Going back to the weekend heritage walk, I initially thought it was going to be similar to the first one I went for along with Kok Kuan and his friend Norman. After the brief intro given by one of the Bukit Brown volunteers, I was excited that the tour will cover other hills of the cemetery and newly discovered tombs. Mr. Raymond Goh led the tour. He is probably the most dedicated, most committed guy to doing research about Bukit Brown.

During the first tour that I joined, most of the tombs we visited were of notable Peranakans since the tour was conducted for the Peranakan Society (I think).

This time, the tombs we visited were of different individuals who contributed to Singapore history. Perhaps the most interesting for me this time was visiting the graves of Wee Keng Yeow and his wife. The tomb is still well-maintained. What was interesting for me was learning that Mr. Wee Keng Yeow was the local founder of the Tian It Remittance Agency.

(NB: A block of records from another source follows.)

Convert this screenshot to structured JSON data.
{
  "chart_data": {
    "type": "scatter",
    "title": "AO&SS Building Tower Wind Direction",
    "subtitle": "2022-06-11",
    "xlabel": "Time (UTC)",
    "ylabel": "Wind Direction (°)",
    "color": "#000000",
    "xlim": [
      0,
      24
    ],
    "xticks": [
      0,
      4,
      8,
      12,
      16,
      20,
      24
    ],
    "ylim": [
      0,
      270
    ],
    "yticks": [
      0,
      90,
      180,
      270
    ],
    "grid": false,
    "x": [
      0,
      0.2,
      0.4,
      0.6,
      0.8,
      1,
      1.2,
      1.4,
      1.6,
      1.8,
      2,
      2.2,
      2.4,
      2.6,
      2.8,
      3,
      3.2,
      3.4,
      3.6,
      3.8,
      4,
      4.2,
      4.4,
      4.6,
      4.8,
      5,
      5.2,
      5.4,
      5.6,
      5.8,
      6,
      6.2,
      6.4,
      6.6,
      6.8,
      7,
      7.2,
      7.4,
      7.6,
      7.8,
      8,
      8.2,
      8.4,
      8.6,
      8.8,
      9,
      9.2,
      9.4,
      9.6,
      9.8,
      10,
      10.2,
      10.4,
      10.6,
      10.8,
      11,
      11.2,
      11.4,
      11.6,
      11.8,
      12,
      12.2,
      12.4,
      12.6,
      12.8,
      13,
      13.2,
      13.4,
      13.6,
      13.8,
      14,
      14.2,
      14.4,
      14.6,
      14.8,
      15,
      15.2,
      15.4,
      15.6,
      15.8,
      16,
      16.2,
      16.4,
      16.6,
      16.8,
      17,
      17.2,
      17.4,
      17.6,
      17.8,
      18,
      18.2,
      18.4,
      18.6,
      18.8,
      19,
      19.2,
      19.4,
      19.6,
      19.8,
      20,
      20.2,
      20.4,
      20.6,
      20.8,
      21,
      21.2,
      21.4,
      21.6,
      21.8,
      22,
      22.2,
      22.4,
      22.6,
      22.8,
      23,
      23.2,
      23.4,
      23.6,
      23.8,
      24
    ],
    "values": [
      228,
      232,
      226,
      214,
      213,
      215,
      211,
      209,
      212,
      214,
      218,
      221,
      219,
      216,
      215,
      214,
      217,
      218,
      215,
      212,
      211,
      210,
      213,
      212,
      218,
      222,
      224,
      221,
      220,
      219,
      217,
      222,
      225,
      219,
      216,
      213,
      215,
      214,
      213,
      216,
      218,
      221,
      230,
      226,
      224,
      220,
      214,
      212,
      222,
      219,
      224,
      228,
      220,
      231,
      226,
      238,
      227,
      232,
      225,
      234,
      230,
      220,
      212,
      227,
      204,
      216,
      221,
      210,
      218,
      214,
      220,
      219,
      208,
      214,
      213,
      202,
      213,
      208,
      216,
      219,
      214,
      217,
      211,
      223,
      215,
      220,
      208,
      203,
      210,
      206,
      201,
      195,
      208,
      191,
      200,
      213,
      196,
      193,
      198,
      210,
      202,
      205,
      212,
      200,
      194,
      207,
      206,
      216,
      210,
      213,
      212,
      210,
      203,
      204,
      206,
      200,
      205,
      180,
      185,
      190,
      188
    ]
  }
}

As a person who's very much familiar with "remittances," I thought it was quite interesting to learn about the earliest remittance centres in the island. Tian It was one of the most popular and was in operation at the turn of the century.

At that time, coolies and workers went to remittance centres to send letters and money back to their families in China. Tian It Pue Kuan was one of the most popular with 33 branches in China and 7 branches in Southeast Asia including Singapore and if I heard correctly, the Philippines!!!

The second interesting thing about the whole tour was that so much can be learned from just looking at the markers and the design of the tombs. It can tell you the family history, the town of origin, which dialect group he/she belonged to, the number of children/grandchildren the person had, the number of wives, to name a few. The carvings and other features of the tomb such as sculptures of deities, guardians, Sikh guards, angels add more to the story.

Lastly, I also learned during this tour was that Bukit Brown was actually one of the battle sites during World War II. In fact, one of the more popular tours is the battlefield tour conducted by archaeologist Jon Cooper. Mr. Cooper did a thorough study on the fighting that happened in the area between the Japanese and the local residents defending Singapore.

Because of Bukit Brown's significance in Singapore history, it is no surprise why many groups are committed to raise awareness on Bukit Brown so that hopefully, it will be left on its own in peace.